Tak mau terima risiko buat perusahaan BUMN enggan hedging
Rahmat menilai hal tersebut karena aturannya belum tersusun secara komprehensif.
Wakil Ketua Dewan Komisioner Otoritas Jasa Keuangan Rahmat Waluyanto mengungkapkan alasan tak mau menanggung risiko membuat sejumlah perusahaan pelat merah enggan melakukan hedging (lindung nilai). Pasalnya, hal tersebut terbentur oleh aturan yang belum tersusun secara komprehensif.
"Jadi terbentur di peraturan undang-undang yang belum komprehensif tentang hedging itu menjadi alasan utama sebagian besar BUMN mereka belum mau lakukan hedging," ujar Rahmat di Gedung BI, Thamrin, Jakarta Pusat, Jumat (10/4)
Untuk itu, Rahmat menilai membutuhkan koordinasi antar stakeholder terkait agar dicarikan solusinya.
Upaya ini, tambahnya, diperlancar dengan berkoordinasi dengan 8 badan lembaga, atau kementerian negara. Antara lain yaitu Badan Pemeriksa Keuangan (BPK), BPKP, Komisi Pemberantasan Korupsi (KPK), Kepolisian Negara, Kejaksaan Agung, Bank Indonesia, Kementerian Keuangan, Kementerian BUMN.
"Ini merupakan wujud nyata dukungan pemerintah, untuk mewujudkan pengelolaan resiko yang lebih baik oleh BUMN khususnya dalam antisipasi perkembangan nilai tukar Rupiah terhadap asing," tandasnya.
Sebelumnya, Kementerian Keuangan, Bank Indonesia (BI), dan Badan Pemeriksa Keuangan (BPK) serta aparat penegak hukum meluncurkan Standar Operational Prosedur Lindung Nilai (Hedging) bagi perusahaan milik negara. SOP ini, untuk menghindarkan perusahaan pelat merah terhindar dari kerugian negara.
"SOP, ada semacam ketidakpastian hukum bisa selesai. Manfaatnya besar terhadap nilai tukar yang pada hari ini tekanan kuat dihadapi," ujar Menteri Keuangan Chatib Basri di Kemenkeu, Jakarta.

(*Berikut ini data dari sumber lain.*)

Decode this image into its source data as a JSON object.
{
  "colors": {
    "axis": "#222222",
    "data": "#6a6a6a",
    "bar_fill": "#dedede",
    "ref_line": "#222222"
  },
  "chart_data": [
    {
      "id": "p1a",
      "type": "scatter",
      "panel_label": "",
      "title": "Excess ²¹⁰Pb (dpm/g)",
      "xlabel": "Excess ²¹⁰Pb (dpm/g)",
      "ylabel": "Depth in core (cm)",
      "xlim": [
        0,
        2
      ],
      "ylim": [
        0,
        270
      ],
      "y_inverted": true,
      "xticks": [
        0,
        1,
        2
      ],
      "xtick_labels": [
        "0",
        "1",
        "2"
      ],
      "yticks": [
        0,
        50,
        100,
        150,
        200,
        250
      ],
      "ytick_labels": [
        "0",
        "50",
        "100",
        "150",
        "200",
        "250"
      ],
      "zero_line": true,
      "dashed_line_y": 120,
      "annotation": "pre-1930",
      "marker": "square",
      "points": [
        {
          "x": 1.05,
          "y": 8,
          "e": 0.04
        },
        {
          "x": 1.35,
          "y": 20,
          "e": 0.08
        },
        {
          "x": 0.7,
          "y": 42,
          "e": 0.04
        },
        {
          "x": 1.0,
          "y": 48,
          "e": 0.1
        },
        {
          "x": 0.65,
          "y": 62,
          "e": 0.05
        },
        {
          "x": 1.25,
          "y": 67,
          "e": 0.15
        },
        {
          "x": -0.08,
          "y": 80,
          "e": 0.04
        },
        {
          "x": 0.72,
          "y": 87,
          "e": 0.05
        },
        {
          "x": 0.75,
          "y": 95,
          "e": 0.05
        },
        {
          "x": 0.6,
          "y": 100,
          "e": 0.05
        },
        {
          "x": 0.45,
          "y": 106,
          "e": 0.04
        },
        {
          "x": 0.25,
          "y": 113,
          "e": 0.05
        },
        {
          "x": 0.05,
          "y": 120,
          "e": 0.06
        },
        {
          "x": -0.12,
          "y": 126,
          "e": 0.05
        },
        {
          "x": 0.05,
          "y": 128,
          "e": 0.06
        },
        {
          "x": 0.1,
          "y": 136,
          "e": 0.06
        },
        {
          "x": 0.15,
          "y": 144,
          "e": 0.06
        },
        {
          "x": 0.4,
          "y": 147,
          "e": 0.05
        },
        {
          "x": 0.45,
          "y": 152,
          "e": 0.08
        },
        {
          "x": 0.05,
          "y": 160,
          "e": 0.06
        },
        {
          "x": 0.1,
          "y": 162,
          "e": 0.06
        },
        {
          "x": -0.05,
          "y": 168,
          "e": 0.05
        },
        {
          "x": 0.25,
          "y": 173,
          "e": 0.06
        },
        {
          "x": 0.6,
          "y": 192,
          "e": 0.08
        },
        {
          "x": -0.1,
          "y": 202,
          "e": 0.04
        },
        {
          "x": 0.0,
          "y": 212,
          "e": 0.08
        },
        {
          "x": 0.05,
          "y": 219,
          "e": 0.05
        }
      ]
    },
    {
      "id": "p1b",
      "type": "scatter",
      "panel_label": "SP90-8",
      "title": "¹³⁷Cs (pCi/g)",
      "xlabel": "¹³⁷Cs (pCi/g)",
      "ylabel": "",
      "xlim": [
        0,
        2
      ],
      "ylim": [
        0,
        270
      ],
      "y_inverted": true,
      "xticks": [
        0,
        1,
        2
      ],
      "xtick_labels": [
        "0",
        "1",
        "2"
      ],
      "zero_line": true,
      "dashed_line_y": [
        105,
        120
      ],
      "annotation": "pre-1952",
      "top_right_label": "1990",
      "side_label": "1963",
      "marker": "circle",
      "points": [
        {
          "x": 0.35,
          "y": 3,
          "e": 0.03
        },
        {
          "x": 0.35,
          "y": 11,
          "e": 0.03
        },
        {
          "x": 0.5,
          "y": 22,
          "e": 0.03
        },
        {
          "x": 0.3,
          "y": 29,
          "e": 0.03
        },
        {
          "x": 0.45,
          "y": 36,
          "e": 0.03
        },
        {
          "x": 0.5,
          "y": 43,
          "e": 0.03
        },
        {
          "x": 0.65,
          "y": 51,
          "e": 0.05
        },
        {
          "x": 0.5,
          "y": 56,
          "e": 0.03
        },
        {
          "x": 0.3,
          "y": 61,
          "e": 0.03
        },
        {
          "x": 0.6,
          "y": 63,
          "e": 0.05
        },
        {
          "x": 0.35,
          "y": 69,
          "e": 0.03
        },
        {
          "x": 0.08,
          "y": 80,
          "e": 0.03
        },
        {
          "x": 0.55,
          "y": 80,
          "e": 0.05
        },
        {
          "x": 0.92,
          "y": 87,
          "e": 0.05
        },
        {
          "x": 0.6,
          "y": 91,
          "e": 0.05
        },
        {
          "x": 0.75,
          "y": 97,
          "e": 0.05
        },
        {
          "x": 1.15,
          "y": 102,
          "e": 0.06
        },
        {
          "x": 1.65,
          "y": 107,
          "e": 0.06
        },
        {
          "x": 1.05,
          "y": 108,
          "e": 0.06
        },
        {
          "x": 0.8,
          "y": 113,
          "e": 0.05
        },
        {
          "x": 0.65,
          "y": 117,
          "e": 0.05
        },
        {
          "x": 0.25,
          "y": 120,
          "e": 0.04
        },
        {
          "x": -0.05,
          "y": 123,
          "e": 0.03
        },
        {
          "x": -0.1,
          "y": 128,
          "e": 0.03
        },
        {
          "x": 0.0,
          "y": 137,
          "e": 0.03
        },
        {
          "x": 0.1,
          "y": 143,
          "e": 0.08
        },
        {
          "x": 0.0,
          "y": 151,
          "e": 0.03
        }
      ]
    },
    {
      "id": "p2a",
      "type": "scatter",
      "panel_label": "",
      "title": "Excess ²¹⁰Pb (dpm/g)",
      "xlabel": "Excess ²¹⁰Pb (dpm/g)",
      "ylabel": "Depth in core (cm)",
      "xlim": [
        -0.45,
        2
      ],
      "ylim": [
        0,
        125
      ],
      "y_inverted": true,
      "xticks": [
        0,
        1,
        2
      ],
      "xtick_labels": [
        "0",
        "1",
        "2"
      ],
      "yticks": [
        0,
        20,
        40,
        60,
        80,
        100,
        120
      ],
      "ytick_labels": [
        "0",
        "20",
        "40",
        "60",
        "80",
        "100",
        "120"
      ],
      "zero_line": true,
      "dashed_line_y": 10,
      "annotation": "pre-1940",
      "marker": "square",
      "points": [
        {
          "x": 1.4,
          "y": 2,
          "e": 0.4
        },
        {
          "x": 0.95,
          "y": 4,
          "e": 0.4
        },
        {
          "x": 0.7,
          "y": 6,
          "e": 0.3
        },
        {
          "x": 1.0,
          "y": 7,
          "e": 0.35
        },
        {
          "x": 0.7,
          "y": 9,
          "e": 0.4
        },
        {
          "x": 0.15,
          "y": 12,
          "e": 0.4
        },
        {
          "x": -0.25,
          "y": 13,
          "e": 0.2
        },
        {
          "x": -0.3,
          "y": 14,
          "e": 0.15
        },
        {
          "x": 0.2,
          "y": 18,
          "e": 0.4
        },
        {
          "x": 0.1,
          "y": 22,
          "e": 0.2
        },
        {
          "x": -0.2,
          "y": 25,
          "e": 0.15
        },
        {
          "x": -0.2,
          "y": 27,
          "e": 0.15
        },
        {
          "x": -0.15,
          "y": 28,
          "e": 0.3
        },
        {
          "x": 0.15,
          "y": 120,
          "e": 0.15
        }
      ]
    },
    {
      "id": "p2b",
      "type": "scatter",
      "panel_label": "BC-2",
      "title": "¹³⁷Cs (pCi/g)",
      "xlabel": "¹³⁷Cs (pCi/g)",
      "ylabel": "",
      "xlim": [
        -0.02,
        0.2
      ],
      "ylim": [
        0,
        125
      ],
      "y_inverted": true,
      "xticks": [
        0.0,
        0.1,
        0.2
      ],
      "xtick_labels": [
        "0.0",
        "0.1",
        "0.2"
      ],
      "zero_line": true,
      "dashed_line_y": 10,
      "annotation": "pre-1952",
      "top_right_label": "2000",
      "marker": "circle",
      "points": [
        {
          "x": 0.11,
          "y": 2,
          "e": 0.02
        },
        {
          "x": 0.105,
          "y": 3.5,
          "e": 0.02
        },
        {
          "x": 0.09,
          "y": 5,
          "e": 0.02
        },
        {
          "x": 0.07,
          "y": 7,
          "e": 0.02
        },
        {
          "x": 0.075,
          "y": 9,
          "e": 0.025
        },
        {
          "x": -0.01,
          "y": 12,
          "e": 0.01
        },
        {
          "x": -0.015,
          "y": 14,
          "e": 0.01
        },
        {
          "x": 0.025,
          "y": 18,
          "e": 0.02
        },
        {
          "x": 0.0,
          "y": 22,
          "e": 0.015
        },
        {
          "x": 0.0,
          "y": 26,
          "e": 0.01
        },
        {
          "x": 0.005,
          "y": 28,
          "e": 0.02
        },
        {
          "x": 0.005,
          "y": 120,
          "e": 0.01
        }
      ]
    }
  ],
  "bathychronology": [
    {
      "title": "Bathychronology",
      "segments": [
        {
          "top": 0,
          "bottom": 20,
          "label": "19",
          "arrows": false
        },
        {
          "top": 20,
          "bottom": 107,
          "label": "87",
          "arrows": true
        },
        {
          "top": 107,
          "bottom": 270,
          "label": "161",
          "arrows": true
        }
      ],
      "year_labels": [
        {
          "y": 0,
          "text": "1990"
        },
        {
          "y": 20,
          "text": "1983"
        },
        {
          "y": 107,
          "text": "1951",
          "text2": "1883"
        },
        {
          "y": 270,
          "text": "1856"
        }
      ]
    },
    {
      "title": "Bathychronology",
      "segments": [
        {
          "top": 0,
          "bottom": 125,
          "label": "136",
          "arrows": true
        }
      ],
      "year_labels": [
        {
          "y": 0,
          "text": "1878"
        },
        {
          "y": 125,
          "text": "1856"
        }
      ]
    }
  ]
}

Anggota BPK Rizal Djalil menegaskan, dengan adanya SOP ini, menghilangkan keraguan untuk menerapkan dan melaksanakan lindung nilai atau pengadaan mata uang asing selain di pasar spot. "Kalau ada yang belum jelas tanyakan. Auditor kita sudah siap mengimplementasikan," katanya.
SOP lindung nilai mencakup pengaturan melalui instrumen transaksi derivatif seperti FX Forward, FX Swap, maupun FX Option. Masing-masing institusi bisa melakukan penyesuaian sesuai kebutuhan, karakteristik, kemampuan dari masing-masing institusi. Paling tidak, tiga bank BUMN ditunjuk untuk melayani fasilitas lindung nilai, diantaranya, BRI, Mandiri, dan BNI.
"Secara makro, transaksi lindung nilai dapat memberikan dukungan terhadap upaya menjaga stabilitas nilai tukar, minimalkan resiko gagal bayar, dan mendukung pasar keuangan domestik," kata Gubernur Bank Indonesia, Agus Martowardojo.